The DNC also made a good move in excluding large states in the early contests. Large states are particularly expensive to compete in, and too many of them too early would turn the primary into a fundraising contest. As it was, comparatively underfunded candidates like John Edwards were able to seriously compete in early states and shape the debate.
Most importantly, keeping any other states from jumping in line was essential to keep the primary calendar from collapsing. What was to stop Vermont from deciding in summer 2007 to move their primary to December, and California from one-upping them into November, and New Mexico from giving their governor a boost by holding a surprise primary in mid-October? That kind of chaos wouldn't allow voters in the early states to seriously consider their vote.
So there were good reasons for the DNC to pick that particular basket of states early, and further good reasons to make sure their rules were followed. When Iowa and New Hampshire moved their primaries slightly earlier, none of the principles underlying the DNC's decision to schedule the primary calendar as they did (diversity, small states first, preventing surprise primaries in October) were violated. So the DNC didn't do anything.

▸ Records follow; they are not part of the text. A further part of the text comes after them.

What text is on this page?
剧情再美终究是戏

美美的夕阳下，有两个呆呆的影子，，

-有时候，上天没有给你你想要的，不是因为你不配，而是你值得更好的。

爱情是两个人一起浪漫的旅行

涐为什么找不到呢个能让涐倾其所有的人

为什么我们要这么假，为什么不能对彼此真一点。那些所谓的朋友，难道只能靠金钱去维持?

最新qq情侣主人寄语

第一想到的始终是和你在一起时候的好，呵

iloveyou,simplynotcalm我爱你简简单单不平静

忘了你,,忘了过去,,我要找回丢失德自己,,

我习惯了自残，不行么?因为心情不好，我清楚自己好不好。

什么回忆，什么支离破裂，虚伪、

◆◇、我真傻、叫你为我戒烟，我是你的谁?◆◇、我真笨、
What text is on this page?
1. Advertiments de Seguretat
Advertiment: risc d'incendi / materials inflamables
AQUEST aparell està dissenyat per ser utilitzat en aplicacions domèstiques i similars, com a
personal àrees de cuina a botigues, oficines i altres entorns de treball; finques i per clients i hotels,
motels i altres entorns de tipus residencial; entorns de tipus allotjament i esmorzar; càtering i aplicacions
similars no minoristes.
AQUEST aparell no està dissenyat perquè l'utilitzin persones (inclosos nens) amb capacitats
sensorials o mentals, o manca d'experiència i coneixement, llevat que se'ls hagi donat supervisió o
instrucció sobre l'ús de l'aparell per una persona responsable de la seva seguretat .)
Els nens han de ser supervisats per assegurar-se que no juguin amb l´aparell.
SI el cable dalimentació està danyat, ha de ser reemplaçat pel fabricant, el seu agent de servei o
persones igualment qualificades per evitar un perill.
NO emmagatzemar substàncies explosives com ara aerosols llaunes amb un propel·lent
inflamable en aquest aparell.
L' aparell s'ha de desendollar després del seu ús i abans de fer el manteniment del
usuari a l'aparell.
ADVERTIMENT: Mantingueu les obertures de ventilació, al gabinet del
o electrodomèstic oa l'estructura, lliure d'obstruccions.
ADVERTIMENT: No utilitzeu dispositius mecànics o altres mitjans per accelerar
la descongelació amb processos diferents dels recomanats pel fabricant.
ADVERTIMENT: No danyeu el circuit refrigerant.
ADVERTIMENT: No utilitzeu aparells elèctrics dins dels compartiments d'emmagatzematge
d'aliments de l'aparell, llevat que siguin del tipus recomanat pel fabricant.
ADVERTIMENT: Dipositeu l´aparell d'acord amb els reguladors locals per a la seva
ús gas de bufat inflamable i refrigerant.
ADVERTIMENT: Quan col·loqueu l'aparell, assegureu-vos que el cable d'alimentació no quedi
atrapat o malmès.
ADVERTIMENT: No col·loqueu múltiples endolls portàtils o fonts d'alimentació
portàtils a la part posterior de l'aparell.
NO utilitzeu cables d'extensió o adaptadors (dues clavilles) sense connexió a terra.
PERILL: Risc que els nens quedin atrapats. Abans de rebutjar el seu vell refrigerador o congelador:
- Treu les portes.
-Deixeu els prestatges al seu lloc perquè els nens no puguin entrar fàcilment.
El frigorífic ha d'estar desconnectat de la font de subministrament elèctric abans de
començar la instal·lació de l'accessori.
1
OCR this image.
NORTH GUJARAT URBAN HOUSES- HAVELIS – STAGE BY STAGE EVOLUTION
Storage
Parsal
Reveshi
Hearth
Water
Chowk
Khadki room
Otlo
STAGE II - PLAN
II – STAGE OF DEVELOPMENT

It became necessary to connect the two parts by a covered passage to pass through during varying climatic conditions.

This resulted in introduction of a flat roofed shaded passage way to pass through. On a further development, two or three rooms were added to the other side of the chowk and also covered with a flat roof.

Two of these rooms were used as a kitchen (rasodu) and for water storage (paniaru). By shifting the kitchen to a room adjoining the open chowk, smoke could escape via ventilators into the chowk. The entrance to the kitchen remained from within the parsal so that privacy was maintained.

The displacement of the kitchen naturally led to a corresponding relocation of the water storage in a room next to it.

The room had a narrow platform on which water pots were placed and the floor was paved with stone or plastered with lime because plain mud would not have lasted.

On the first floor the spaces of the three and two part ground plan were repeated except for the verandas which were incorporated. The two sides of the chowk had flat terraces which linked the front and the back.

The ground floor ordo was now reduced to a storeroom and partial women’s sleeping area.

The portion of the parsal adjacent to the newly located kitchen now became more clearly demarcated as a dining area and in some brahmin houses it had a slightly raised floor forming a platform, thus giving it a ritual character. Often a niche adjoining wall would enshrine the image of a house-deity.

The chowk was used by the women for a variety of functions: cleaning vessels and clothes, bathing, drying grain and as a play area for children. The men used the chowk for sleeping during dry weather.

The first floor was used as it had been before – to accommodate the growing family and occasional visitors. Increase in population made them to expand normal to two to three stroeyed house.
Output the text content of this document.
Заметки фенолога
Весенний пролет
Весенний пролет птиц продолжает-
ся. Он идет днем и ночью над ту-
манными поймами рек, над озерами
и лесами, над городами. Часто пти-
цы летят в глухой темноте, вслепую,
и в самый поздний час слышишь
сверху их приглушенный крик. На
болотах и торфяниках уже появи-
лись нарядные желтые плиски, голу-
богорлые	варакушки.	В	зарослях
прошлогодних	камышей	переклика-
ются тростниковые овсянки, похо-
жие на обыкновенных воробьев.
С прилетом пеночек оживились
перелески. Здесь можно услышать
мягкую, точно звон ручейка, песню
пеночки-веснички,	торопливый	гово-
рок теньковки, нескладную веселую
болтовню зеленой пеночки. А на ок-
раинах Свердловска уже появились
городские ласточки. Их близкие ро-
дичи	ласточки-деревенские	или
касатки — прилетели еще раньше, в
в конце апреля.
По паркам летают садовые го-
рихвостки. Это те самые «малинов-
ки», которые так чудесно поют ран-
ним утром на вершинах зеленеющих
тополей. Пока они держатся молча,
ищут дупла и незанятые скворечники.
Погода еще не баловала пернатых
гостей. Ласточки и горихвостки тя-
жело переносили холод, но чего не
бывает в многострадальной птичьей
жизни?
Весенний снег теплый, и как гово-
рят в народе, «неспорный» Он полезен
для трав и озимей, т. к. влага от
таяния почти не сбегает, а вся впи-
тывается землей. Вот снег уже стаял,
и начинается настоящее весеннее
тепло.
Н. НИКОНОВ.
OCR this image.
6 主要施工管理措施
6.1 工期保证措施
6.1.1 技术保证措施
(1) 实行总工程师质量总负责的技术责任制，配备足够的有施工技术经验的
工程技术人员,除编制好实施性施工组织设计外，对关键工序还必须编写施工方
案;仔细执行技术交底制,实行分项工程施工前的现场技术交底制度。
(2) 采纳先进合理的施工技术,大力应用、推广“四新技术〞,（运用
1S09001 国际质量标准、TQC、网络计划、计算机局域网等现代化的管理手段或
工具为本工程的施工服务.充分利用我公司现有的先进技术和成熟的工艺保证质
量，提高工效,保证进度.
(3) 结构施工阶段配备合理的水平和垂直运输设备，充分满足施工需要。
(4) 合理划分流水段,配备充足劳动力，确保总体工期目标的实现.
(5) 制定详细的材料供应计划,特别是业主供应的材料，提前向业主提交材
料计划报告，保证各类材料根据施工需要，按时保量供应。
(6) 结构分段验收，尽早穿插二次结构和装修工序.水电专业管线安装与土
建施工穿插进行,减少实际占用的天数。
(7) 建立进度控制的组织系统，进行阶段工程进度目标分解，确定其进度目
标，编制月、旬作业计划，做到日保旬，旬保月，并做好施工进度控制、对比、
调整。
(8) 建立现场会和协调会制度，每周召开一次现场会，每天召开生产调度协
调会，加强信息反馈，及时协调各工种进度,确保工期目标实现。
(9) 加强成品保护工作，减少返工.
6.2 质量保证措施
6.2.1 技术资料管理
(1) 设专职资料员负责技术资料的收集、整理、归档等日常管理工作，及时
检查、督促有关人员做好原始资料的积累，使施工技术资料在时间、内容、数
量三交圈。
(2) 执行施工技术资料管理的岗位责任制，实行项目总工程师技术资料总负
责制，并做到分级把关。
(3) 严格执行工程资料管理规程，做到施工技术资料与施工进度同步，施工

But when Michigan and Florida jumped into January, the DNC had to enforce their rules or risk seeing the primary calendar collapse. So they penalized these states, and none of the candidates protested. As bad as it is for people in Michigan and Florida to not have their votes counted, this is the kind of punishment that has to be built into the process for it to make any sense. Without these constraints, there's no telling what kind of crazy things state party bosses might do with their primaries. The DNC has to act to preserve the integrity of the process.
Lots of people have written about how it's ridiculous for Hillary Clinton to accept the DNC's decision back in January, and only complain about them now that it's to her advantage. My point here isn't that -- if anything, it's a more controversial one. Howard Dean and the DNC made the right decision back then, and they'll be right to enforce their rules now.